While Jr. High School did suck, I do miss the good old days when you could eat garbage for lunch and it was totally acceptable. There was a lunchroom at my school, and we had the classic lunch ladies there, but I didn't eat that sort of lunch very many times. Of course there were the occasional Taco and Tater tots days, but for the most part, I skipped it. I took my four shiny quarters directly to the vending machines! I don't know if public schools are allowed to have garbage filled vending machines anymore. I doubt it, but in 1991, we had an amazing selection of high calorie, zero nutrition snacks to chose from. Most days I'd buy a bag of Cool Ranch Doritos or Munchos. Everyone knows what Cool Ranch Doritos are. They are some sort of corn chip, covered in a delectable zesty ranch powder. I bet I ate Munchos at least twice a week for two years, and I could not tell you what a Muncho is. It could only be described as fried, fried stuff, or potato dust that had been fried into oblivion. They were delicious and if you ate them with Dr. Pepper, they would instantly melt in your mouth. I, like everyone, had my Cheeto's phase, but the powdery cheese could easily get out of hand and the next thing you know, you're walking the halls of South Jr. High with orange all over your face, and this was way before it was cool to have an orange face. I'm sure today most 13 year old girls wouldn't even be able to tell if they had Cheeto or Dorito powder on their faces. Bronzer is far to accessible for the young crowd.
So like I was saying, I'd get my bag of chips and I'd get in line at the soda machine. There, I would spend my last two quarters on a freezing cold can of Dr. Pepper, or Mountain Dew. All these flavors must have blended well on my 13 year old pallet. So now you find your little clique of friends and you're ready to consume your disgusting feast.
This lunch time ritual would be judged very harshly today. Even I would be disgusted to watch a rotten little teeny bopper eat that. But twenty years ago, no one judged. It was a simpler time. I didn't know what a carb was, and I had no aversion to Saturated Trans Fats. High fructose corn syrup was a member of the vegetable family back then. Why would you ever drink something that didn't deliver calories, sugar and caffeine to you belly? I bet people would have laughed hysterically if they saw a fifty cent bottle of water in the vending machines in 1991. It was just unheard of. All the teens would have said, "Isn't that the free stuff that comes out of the communal drinking fountain? What sort of idiot would spend the quarters they took from their mothers wallet on water?".

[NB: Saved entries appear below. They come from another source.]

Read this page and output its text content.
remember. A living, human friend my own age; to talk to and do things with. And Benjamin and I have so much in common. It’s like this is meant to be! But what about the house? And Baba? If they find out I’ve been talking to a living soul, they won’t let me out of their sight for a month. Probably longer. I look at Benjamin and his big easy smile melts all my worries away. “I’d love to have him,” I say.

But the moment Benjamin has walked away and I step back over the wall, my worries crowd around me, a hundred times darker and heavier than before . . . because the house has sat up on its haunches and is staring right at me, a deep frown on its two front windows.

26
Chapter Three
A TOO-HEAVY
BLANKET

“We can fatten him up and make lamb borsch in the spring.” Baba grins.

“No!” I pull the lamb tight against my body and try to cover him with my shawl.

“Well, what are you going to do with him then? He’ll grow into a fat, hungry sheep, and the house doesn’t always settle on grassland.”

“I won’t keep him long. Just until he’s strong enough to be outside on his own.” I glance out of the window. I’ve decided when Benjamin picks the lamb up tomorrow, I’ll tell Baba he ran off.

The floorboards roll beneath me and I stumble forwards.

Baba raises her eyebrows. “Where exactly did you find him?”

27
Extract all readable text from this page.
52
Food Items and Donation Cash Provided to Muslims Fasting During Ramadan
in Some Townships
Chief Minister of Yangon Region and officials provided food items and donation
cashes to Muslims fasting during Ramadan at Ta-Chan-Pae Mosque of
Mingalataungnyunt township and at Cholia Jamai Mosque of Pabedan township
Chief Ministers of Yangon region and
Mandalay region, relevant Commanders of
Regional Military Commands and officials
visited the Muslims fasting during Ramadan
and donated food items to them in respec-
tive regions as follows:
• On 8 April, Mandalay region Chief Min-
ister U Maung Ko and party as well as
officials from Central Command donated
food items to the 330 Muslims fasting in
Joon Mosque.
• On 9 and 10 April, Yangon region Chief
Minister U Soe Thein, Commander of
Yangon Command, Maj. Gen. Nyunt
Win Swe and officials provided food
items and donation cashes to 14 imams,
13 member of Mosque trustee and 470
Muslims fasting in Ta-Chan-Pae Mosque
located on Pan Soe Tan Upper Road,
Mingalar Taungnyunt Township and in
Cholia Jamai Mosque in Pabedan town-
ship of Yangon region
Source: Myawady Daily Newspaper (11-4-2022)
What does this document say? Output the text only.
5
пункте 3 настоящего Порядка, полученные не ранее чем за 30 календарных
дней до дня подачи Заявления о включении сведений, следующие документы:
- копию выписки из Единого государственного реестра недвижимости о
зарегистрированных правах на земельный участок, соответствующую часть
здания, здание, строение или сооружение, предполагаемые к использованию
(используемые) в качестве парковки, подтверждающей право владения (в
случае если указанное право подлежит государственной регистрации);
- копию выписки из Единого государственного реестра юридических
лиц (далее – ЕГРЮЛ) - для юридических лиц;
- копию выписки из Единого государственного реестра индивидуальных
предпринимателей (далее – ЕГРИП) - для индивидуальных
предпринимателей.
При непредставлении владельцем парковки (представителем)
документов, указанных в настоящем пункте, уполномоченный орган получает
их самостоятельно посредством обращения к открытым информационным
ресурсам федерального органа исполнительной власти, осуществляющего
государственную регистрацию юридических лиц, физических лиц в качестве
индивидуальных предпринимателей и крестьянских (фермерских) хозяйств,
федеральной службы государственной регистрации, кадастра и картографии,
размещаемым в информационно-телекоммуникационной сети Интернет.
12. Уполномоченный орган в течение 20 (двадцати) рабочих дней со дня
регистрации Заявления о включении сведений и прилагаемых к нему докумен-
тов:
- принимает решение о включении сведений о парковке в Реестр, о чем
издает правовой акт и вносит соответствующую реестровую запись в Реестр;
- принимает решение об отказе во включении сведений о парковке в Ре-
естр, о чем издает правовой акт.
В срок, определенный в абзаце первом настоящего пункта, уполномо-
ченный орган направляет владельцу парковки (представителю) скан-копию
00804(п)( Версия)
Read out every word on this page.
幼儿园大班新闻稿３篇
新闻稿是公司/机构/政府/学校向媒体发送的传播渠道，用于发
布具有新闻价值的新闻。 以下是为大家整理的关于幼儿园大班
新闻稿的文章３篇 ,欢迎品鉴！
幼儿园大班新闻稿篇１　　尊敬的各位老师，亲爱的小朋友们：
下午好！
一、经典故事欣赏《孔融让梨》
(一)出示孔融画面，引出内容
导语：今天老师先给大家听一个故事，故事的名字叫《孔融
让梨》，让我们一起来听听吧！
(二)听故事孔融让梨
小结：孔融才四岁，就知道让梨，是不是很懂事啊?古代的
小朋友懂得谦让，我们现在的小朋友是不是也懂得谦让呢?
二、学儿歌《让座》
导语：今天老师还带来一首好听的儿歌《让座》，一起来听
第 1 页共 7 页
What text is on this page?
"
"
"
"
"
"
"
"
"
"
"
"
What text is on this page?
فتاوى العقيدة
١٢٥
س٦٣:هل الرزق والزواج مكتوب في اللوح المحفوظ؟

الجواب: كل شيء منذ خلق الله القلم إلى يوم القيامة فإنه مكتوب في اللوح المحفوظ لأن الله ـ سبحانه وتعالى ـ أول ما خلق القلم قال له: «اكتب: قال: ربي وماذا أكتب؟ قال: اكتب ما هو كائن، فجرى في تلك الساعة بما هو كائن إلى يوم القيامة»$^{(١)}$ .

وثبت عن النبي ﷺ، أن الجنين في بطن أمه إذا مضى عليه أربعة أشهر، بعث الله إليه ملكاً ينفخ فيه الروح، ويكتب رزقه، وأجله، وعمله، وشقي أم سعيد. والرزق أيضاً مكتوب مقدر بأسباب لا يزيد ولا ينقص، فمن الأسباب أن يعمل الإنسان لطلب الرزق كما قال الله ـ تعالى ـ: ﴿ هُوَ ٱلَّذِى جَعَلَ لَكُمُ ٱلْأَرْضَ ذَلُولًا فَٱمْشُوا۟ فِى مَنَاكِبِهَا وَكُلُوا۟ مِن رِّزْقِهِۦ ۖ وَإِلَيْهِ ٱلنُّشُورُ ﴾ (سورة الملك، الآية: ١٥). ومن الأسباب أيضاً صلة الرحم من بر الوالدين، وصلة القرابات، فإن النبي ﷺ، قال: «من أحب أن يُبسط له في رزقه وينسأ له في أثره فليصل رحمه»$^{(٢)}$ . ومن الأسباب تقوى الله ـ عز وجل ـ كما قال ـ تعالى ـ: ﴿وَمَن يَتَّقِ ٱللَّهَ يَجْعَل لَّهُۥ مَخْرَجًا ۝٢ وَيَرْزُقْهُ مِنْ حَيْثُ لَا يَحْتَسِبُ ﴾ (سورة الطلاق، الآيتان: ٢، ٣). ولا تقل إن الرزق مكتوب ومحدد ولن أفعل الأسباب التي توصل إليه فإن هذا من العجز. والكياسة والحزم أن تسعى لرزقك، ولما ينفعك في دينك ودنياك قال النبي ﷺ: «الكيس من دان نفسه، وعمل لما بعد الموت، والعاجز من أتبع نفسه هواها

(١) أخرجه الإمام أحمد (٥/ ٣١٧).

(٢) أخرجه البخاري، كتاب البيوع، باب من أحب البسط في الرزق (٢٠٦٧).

So after I ate my garbage with my friends, the bell would ring and I'd be forced to walk into the depths of hell...7th grade social studies, a.k.a. "Utah History". I HATED this class almost as much as I despised the teacher. He was a sad, depressed and awful version of Stephen Colbert and Bob Sagget. So this miserable man, in his dank, windowless classroom would start droning on about who knows what while I desperately searched for something to hold my attention. I recall scanning my classmates daily, desperately hoping to develop a mad crush on someone, anyone, just to make this hour tolerable. Add to all this the inevitable sugar crash I was having from my trash lunch. The whole thing was a recipe for disaster. Almost all my detention time was earned in that horrible class.
I'm so glad I just relived this terrible time in my life, because I am so thankful that I'm now a 33 year old grown up. I no longer have to spend my days in Jr. High lock down. I'm so sad that I will one day have to watch my own daughters go through this awful phase of life. It will be painful to stand by helplessly watching it. The good news is that my Jr. High school burned to the ground a few years ago. I drove by it one day and I was absolutely delighted that all my fantasies had come true! It brought a certain peace that those days are over, forever! Good Riddance!